Une conférence introductive réunissant le compositeur et le librettiste Martin Crimp permettait au public curieux d’en apprendre plus sur cette étrange collaboration qu’est celle entre un compositeur et un dramaturge. On y suit les détails de la collaboration, des débuts presque houleux de Into the little hill à la plénitude d’expression de Lessons in love and violence. On y apprend également l’intérêt du compositeur pour les opéras en version de concert. Alors que Written on Skin nous paraît déjà presque indissociable de la mise en scène de Katie Mitchell, on est curieux du format de ce soir : « version de concert mise en espace ».
La proposition de Dan Ayling ne manque pas d’intérêt ni d’astuce, car elle sait réduire l’action de l’opéra au strict minimum nécessaire. On reste cependant un peu sur sa faim face à cet exercice dispensable car contraint : le peu d’espace disponible pour les chanteurs les oblige à un jeu essentiellement solitaire, et l’on se demande s’il n’aurait pas été plus simple d’opter pour une version strictement concertante.
La distribution exclusivement britannique de ce soir permet de suivre le livret très précisément, ce qui est d’autant plus bienvenu que la musique ménage de beaux espaces de rencontre avec le texte. Nicholas Sharatt et Victoria Simmonds sont un convaincant duo d’Anges. Malgré une voix un peu timide pour le premier, et une légère difficulté dans le grave pour la seconde, leur extrême précision de prononciation est à souligner. Tim Mead s’illustre merveilleusement dans le rôle du Garçon. Les sons filés et délicats qui constituent une grande partie de l’écriture vocale du rôle ne l’empêchent pas de convaincre avec un registre forte brillant et opulent. Ross Ramgobin est un Protecteur encore un peu jeune physiquement, mais dont la voix ne montre aucun signe de juvénilité excessive.

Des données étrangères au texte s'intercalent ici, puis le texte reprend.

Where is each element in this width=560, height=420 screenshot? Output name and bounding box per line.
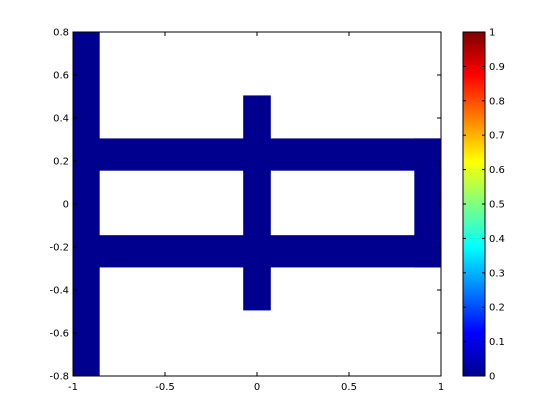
colorbar-tick-label: 0.5 — [489, 200, 505, 211]
y-tick-label: 0.2 — [53, 157, 69, 168]
colorbar-tick-label: 0.8 — [489, 96, 505, 107]
y-tick-label: -0.8 — [49, 372, 69, 383]
y-tick-label: 0.8 — [53, 28, 69, 39]
y-tick-label: 0.6 — [53, 71, 69, 82]
colorbar-tick-label: 0.9 — [489, 62, 505, 73]
x-tick-label: 0 — [254, 382, 260, 393]
colorbar-tick-label: 0 — [489, 372, 495, 383]
y-tick-label: -0.6 — [49, 329, 69, 340]
region-center-stem — [243, 95, 271, 311]
y-tick-label: 0.4 — [53, 114, 69, 125]
colorbar: 0 0.1 0.2 0.3 0.4 0.5 0.6 0.7 0.8 0.9 1 — [462, 28, 505, 383]
x-axis: -1 -0.5 0 0.5 1 — [68, 32, 444, 393]
y-tick-label: -0.2 — [49, 243, 69, 254]
colorbar-tick-label: 0.6 — [489, 165, 505, 176]
regions — [73, 32, 441, 376]
colorbar-tick-label: 0.2 — [489, 303, 505, 314]
y-tick-label: -0.4 — [49, 286, 69, 297]
colorbar-tick-label: 1 — [489, 28, 495, 39]
region-left-bar — [73, 32, 100, 376]
x-tick-label: 0.5 — [341, 382, 357, 393]
y-axis: -0.8 -0.6 -0.4 -0.2 0 0.2 0.4 0.6 0.8 — [49, 28, 441, 383]
colorbar-tick-label: 0.3 — [489, 268, 505, 279]
x-tick-label: -0.5 — [155, 382, 175, 393]
region-right-bar — [414, 138, 441, 268]
x-tick-label: 1 — [438, 382, 444, 393]
y-tick-label: 0 — [63, 200, 69, 211]
colorbar-tick-label: 0.7 — [489, 131, 505, 142]
colorbar-gradient — [462, 31, 486, 377]
x-tick-label: -1 — [68, 382, 78, 393]
colorbar-tick-label: 0.4 — [489, 234, 505, 245]
colorbar-tick-label: 0.1 — [489, 337, 505, 348]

Doué d’une présence scénique généreuse, le baryton emplit aisément la grande salle de la Philharmonie de son timbre métallique et tranchant. Il revient à Georgia Jarman la tâche ingrate de remplacer Barbara Hannigan, retenue pour des raisons familiales. Si l’on ne parvient pas encore à oublier la créatrice du rôle, la performance de sa remplaçante reste en tous points impeccable. On regrette simplement quelques sons filés qui peinent à se développer, même si ici aussi, l’incarnation scénique du personnage ne lui fait aucunement défaut.
Officiant au pupitre de l’Orchestre philharmonique de Radio France, George Benjamin magnifie les sonorités rares que sa partition tire d’un effectif rutilant : banjo et mandoline, cuivres avec sourdines whisper, harmonica de verre et viole de gambe… C’est un millefeuille contrapuntique qui se dévoile à l’auditeur, où la coexistence de différente couches temporelles n’a jamais semblée aussi limpide. Au sortir de la représentation, on ne peut que se réjouir de notre certitude quant à l’avenir radieux de l’œuvre.